Tuesday's windstorm significantly left its mark at the Springbank Airport, when it lifted a privately owned aircraft from the ground and flipped it over.
At approximately 12:20 p.m. on January 11 a pilot was preparing his lightweight Cessna 182 for a flight to Bonneyville when winds travelling at 74 km/hr caused interference.
According to Springbank Airport General Manager with the Calgary Airport Authority, Larry Stock, that plane never actually left the runway.
"So, we had an aircraft positioning for takeoff on runway 26 at Springbank, a Cessna 182," explains Stock. "As it got to a position where it was actually perpendicular to the wind, the wind lifted the wing, and flipped the aircraft upside down."

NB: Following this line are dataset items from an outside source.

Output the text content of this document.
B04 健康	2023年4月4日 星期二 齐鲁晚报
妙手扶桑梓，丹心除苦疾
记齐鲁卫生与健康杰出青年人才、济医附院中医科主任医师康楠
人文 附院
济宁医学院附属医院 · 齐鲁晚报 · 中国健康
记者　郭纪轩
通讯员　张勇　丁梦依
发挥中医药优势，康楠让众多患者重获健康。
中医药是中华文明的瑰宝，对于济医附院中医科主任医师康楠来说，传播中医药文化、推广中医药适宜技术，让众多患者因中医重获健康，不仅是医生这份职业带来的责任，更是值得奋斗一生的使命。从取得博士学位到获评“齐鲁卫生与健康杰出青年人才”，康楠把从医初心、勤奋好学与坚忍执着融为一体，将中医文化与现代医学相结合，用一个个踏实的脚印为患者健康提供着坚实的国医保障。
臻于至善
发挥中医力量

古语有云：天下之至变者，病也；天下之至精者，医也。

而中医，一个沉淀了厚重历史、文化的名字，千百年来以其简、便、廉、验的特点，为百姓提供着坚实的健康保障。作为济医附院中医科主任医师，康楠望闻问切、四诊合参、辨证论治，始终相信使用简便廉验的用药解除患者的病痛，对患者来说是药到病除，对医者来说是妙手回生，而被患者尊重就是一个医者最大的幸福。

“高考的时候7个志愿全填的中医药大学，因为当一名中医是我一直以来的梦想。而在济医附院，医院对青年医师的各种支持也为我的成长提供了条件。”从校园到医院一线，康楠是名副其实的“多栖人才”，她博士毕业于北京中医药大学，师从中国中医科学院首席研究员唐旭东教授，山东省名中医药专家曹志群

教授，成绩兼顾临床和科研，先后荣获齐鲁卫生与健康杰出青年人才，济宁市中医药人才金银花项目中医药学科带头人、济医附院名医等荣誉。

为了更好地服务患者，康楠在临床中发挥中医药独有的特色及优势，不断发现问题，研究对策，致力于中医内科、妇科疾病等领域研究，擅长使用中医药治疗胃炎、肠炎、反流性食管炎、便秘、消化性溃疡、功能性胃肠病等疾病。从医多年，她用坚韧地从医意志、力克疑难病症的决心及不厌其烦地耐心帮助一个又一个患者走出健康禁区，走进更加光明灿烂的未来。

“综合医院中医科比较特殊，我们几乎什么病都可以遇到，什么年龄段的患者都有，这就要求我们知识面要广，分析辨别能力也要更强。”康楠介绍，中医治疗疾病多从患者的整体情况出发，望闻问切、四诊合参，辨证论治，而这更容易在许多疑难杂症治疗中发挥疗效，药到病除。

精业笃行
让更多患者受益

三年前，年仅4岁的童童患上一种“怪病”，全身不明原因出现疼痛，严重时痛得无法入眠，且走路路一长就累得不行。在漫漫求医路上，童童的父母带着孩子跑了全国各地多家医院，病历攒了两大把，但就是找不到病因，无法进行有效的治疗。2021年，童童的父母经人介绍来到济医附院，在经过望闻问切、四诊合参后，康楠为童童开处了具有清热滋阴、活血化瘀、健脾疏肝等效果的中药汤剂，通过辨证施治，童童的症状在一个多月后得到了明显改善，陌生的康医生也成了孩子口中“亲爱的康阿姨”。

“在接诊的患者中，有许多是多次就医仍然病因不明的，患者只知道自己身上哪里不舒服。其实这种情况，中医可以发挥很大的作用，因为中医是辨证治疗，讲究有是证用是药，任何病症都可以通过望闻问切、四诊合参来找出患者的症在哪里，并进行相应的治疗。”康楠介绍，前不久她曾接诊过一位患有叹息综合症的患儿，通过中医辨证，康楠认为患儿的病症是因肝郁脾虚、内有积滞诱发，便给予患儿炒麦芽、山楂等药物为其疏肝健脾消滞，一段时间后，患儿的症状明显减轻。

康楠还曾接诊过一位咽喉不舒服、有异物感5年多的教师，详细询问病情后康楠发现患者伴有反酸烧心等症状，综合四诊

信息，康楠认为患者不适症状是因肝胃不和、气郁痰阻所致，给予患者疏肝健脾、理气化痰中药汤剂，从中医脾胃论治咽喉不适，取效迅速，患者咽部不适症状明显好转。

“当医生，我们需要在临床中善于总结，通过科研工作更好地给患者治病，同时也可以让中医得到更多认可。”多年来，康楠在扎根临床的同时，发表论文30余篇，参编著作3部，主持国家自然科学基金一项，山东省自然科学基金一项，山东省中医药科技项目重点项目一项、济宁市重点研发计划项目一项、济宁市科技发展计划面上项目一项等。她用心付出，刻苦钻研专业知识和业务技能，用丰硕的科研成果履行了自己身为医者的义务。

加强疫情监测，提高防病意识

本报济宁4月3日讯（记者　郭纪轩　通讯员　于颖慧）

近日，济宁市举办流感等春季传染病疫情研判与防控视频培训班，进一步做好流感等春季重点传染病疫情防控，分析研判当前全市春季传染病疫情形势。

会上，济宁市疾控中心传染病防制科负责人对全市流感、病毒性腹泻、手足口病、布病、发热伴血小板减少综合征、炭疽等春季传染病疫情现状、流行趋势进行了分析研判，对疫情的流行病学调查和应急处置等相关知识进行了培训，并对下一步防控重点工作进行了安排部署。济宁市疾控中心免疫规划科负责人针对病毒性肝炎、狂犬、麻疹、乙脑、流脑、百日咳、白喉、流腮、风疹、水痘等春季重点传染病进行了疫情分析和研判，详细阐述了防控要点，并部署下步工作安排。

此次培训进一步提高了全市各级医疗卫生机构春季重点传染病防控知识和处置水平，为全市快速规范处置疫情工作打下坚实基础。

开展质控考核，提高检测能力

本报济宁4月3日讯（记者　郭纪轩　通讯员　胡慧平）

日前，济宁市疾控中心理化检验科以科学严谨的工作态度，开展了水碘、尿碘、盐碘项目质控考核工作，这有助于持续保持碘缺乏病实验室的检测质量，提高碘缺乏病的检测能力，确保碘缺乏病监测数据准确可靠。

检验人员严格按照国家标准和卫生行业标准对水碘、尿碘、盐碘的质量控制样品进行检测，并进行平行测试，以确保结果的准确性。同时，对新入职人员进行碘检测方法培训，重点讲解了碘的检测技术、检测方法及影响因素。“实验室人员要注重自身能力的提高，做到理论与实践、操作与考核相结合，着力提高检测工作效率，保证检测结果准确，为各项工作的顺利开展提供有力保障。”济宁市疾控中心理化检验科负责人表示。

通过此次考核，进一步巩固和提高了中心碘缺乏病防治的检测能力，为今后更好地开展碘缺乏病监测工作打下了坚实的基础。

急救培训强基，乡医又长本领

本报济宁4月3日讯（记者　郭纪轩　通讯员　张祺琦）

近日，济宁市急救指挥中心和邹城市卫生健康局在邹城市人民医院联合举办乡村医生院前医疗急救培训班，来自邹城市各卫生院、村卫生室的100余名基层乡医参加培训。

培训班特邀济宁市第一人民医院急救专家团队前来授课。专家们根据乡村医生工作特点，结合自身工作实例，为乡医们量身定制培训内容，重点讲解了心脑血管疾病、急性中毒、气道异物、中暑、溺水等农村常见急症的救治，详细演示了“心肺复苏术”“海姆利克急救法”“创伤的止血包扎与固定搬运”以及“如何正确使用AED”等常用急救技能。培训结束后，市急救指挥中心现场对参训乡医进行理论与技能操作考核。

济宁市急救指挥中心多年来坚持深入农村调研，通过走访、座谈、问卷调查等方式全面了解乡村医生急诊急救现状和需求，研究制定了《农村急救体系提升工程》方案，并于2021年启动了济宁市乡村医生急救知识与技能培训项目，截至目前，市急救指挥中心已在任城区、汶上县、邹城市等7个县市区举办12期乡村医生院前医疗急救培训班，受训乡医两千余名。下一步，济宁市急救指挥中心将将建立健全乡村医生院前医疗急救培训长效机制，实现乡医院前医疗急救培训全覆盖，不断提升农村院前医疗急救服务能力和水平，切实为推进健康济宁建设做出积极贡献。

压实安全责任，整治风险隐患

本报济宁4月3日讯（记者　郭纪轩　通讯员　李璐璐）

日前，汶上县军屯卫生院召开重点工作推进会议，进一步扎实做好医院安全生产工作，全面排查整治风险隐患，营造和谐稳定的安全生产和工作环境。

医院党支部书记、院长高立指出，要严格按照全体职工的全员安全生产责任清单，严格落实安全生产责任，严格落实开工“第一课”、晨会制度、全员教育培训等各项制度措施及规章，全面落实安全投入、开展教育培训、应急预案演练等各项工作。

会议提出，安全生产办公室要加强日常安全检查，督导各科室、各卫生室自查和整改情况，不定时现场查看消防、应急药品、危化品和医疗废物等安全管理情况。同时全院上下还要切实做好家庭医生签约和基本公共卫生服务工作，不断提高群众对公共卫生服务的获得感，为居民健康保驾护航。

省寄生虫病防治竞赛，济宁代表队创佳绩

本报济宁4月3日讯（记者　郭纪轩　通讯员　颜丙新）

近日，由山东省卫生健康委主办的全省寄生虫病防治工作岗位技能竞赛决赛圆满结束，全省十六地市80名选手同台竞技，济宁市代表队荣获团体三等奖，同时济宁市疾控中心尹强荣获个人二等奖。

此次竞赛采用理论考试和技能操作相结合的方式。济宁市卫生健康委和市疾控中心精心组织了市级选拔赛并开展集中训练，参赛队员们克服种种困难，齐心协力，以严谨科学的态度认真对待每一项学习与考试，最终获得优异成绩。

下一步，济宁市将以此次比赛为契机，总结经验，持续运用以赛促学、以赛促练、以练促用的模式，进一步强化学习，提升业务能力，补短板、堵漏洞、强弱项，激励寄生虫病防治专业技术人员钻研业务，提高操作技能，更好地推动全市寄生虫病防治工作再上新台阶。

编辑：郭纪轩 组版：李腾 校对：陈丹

The pilot was the lone occupant of the aircraft who was able to free himself from the plane without any injuries. The plane however was damaged substantially when the propeller hit the ground resulting in engine issues.
Stock explains that the Springbank Airport is primarily a training facility and 80 per cent of its traffic is lightweight planes, like the Cessna, used for training.
"Training takes place with the same type of aircraft-- a smaller aircraft similar to the Cessna," explains Stock. "When winds exceed a certain velocity, training flights stop just because it's unsafe to do so. Other flights continue but those are done, with a much heavier aircraft."
Tuesday's wind activity was strong enough to ground training at the Springbank Airport, but the pilot was certified to fly his plane under the conditions.
Stock says he sees his fair share of heavy winds in the area, but in his 25 years at YBW, he's never experienced strong winds flipping an aircraft upside down.
"This is a rather unusual event as a result of wind," explains Stock. "It's not as if we're going to see aircraft take off on their own and end up in places that they shouldn't be -- like in Harmony. So for the folks in Harmony -- not to worry."
A crane was used to remove the plane from the runway, and the incident has been reported to the Transportation Safety Board.